Le 7 juillet 1568, les gueux de mer se portèrent à toutes voiles vers la flotte ennemie. Boshuizen fit un instant mine de vouloir soutenir le choc sans broncher. A l’approche des gueux cependant, on le vit lever l’ancre et battre en retraite. Boshuizen connaissait l’impétuosité de ses adversaires, leur habitude d’engager le combat corps à corps ; il se souciait peu de se laisser aborder, et prit chasse dans le dessein d’attirer en pleine mer ces chétifs navires, d’un tonnage bien inférieur à celui de ses vaisseaux. Malheureusement pour lui, le vent tomba et les vaisseaux commencèrent à dériver au gré de la marée. Il fallut de nouveau jeter l’ancre. Sonoy et Gérard Sébastien profitèrent de la dispersion des vaisseaux de Boshuizen pour en capturer quatre. Ils capturèrent également deux hourques marchandes.

Satisfait de cet avantage, Sonoy, qui exerçait le commandement en chef, se hâta de revenir devant Delfzijl. Il apportait la nouvelle d’une victoire : il trouvait à Delfzijl les symptômes avant-coureurs d’un prochain désastre. Albe approchait rapidement ; Louis de Nassau venait de lever le siège de Groningue et se tenait sur la défensive, déjà retranché à Jemmingen[1]. Les vaisseaux des gueux, si faible que fût leur tirant d’eau, ne pouvaient suivre l’armée du comte jusque-là. Sonoy dut se borner à expédier au comte quelques provisions dans les scutes[2] et dans les bateaux ramassés à Delfzijl. Jan Broeck, — ce Jan Broeck destiné à un sort si funeste, — Et Ellert Hop, se chargèrent de la mission. Ce furent eux qui sauvèrent, comme nous l’avons raconté dans la première partie de ce travail, les débris de l’armée du comte Louis et le comte lui-même.
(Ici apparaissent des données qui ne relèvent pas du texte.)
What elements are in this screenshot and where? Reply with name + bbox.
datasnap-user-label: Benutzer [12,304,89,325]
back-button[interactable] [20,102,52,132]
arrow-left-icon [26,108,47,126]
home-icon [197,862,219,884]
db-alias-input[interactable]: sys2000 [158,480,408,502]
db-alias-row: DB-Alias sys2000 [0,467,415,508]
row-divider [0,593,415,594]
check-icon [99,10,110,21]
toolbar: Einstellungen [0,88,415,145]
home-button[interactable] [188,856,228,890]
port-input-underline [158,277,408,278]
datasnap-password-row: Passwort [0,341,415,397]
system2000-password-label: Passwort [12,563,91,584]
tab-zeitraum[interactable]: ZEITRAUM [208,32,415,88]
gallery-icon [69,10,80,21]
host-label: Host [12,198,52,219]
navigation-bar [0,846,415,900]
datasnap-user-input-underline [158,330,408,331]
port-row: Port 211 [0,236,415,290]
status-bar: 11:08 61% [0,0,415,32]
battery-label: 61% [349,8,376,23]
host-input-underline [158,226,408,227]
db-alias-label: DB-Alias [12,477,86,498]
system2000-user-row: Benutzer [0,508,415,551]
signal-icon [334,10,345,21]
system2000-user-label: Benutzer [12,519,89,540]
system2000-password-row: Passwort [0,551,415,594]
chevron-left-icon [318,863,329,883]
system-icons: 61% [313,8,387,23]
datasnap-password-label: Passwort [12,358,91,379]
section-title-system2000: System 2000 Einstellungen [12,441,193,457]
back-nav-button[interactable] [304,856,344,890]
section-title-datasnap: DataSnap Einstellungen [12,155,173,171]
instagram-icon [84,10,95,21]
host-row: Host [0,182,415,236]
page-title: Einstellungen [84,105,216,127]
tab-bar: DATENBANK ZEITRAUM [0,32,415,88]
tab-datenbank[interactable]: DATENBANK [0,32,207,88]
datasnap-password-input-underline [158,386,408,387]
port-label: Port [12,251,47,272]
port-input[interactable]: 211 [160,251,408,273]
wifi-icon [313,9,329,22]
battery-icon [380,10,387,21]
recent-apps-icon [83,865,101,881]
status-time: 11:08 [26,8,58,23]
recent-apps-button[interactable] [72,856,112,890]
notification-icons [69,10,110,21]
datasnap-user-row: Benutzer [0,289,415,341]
Après le triomphe si éclatant et si complet du duc d’Albe, qu’allaient devenir les vaisseaux de Sonoy ? Le bailli d’Emden, Unico Manninga, offrait de les recevoir dans le port qui tant de fois les avait abrités ; il promettait même à Sonoy une énergique protection. Les menaces d’Albe transformèrent brusquement ces dispositions bienveillantes. Les vaisseaux capturés furent placés sous séquestre, et les fonds provenant des navires de commerce mis à rançon par les gueux furent confisqués, « en dédommagement, » prétendit le bailli d’Emden, « du préjudice causé par les équipages rebelles au gardien des balises de l’embouchure de l’Ems. »

L’adversité ne rencontre pas d’amis, et ce n’est pas seulement

  1. Voyez la Revue du 1er novembre 1891.
  2. Scute, en hollandais schuit, bateau à fond plat.